For the most part, Upstart is reducing the inefficiency with the traditional FICO approach. After all, about 80% of Americans never default on their loans yet only 48% have access to loans at prime rate. The result is that good borrowers often pay premiums rates while many other borrowers get loans when they should not.

Granted, when it comes to AI, there can certainly be major issues. There is the potential for bias and discrimination, such as when the data is skewed. Yet Upstart has made great strides in addressing the problems.

“In 2017, the company was the first to receive a No Action Letter from the Consumer Financial Protection Bureau (CFPB), which was renewed in November 2020,” said Mike Raines, who is the owner of Raines Insurance Group. “According to Upstart, ‘the purpose of such letters is to reduce potential regulatory uncertainty for innovative products that may offer significant consumer benefit.’”

Keep in mind that one of Upstart’s banking partners has recently eliminated any minimum FICO requirement for its borrowers. And this is what Girouard had to say about this on his earnings call: “To us, this demonstrates both a commitment on behalf of this bank to a more inclusive lending program, as well as an increasing confidence in Upstart’s AI-powered model.
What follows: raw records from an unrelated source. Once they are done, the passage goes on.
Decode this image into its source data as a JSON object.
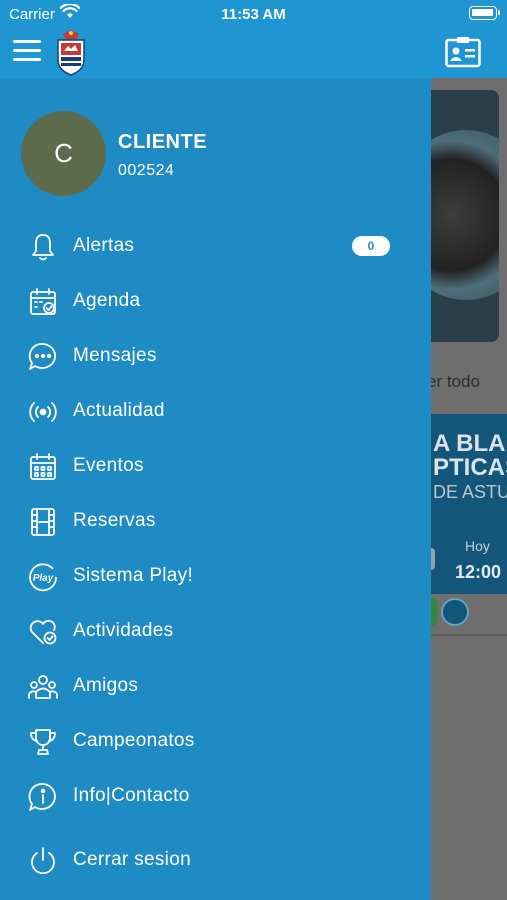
{
  "status_bar": {
    "carrier": "Carrier",
    "time": "11:53 AM"
  },
  "header": {
    "menu_icon": "hamburger-menu-icon",
    "logo": "club-crest-logo",
    "right_icon": "member-card-icon"
  },
  "colors": {
    "accent": "#1f95d2",
    "drawer": "#1f8bc5",
    "avatar": "#5c6b4b"
  },
  "user": {
    "initial": "C",
    "name": "CLIENTE",
    "code": "002524"
  },
  "menu": [
    {
      "label": "Alertas",
      "icon": "bell-icon",
      "badge": "0"
    },
    {
      "label": "Agenda",
      "icon": "calendar-check-icon"
    },
    {
      "label": "Mensajes",
      "icon": "chat-bubble-icon"
    },
    {
      "label": "Actualidad",
      "icon": "broadcast-icon"
    },
    {
      "label": "Eventos",
      "icon": "calendar-grid-icon"
    },
    {
      "label": "Reservas",
      "icon": "film-strip-icon"
    },
    {
      "label": "Sistema Play!",
      "icon": "play-circle-icon"
    },
    {
      "label": "Actividades",
      "icon": "heart-check-icon"
    },
    {
      "label": "Amigos",
      "icon": "group-icon"
    },
    {
      "label": "Campeonatos",
      "icon": "trophy-icon"
    },
    {
      "label": "Info|Contacto",
      "icon": "info-icon"
    },
    {
      "label": "Cerrar sesion",
      "icon": "power-icon"
    }
  ],
  "background": {
    "ver_todo": "er todo",
    "banner_line1": "A BLAN",
    "banner_line2": "PTICAS",
    "banner_line3": "DE ASTU",
    "day": "Hoy",
    "hour": "12:00"
  }
}
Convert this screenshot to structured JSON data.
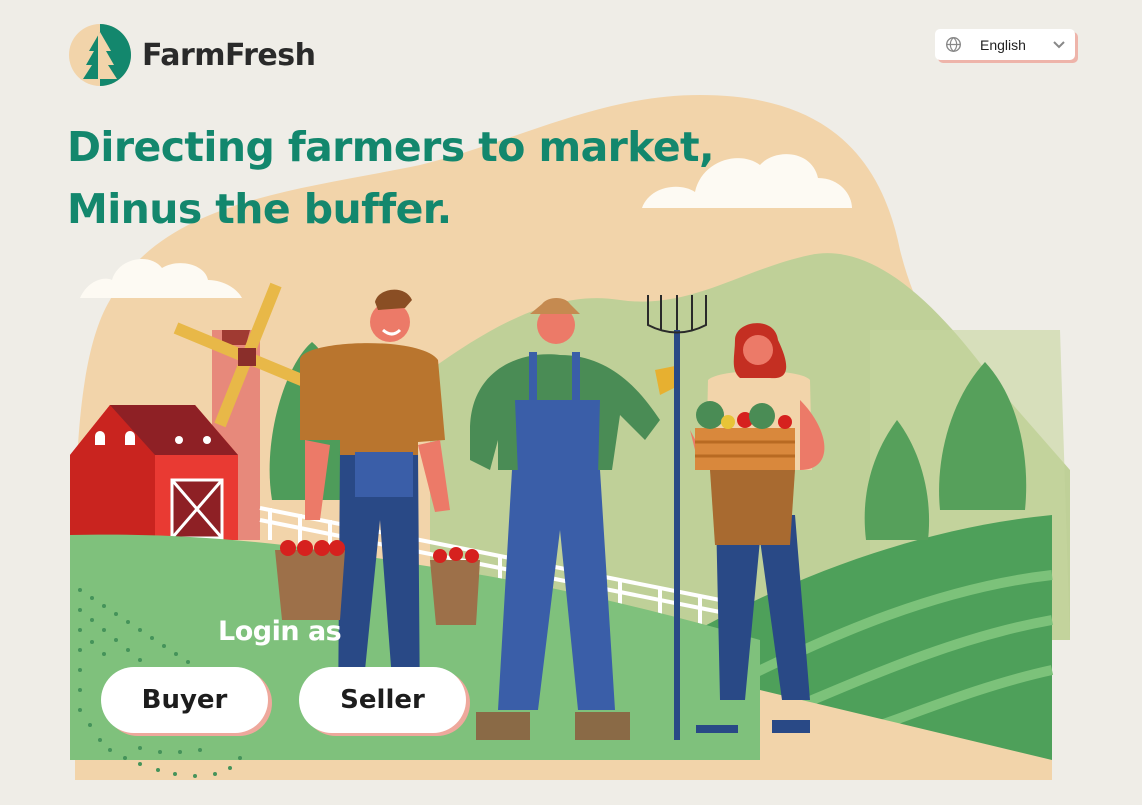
{
  "brand": {
    "name": "FarmFresh",
    "logo_icon": "pine-tree-icon",
    "colors": {
      "primary": "#13876d",
      "accent": "#eea89c"
    }
  },
  "language_selector": {
    "value": "English",
    "icon": "globe-icon",
    "chevron_icon": "chevron-down-icon"
  },
  "hero": {
    "headline_line1": "Directing farmers to market,",
    "headline_line2": "Minus the buffer."
  },
  "login": {
    "label": "Login as",
    "buyer_label": "Buyer",
    "seller_label": "Seller"
  }
}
While credit scores can be useful, hard cutoffs based on a three-digit number invented 30 years ago leaves far too many creditworthy Americans out in the cold.”

The Upstart strategy has certainly resulted in staggering growth. In the latest quarter, the revenues soared by 1,308% to $194 million and the transaction volume came to $2.80 billion, up 1,605%. The company was even able to generate a net profit of $37.3 million, up from a loss of $6.2 million in the prior year.

To expand its addressable market, Upstart has acquired Prodigy, which has allowed the company to move into the lucrative auto lending space. Based on the latest earnings report from Upstart, the U.S. personal loan originations are about $84 billion and they are $635 billion for auto loans.

But interestingly enough, Upstart really does not need to look further than these two categories anyway. As Girouard noted on the earnings call: “[W]e just see a lot of opportunity out there. We don’t think credit is a solved problem almost anywhere in terms of people getting rates that makes sense for them based on their true risk. So you will definitely see us move beyond personal loans and auto, but frankly, we have so much uncharted territory, even in those two categories, we’re not in a particular rush to do so.”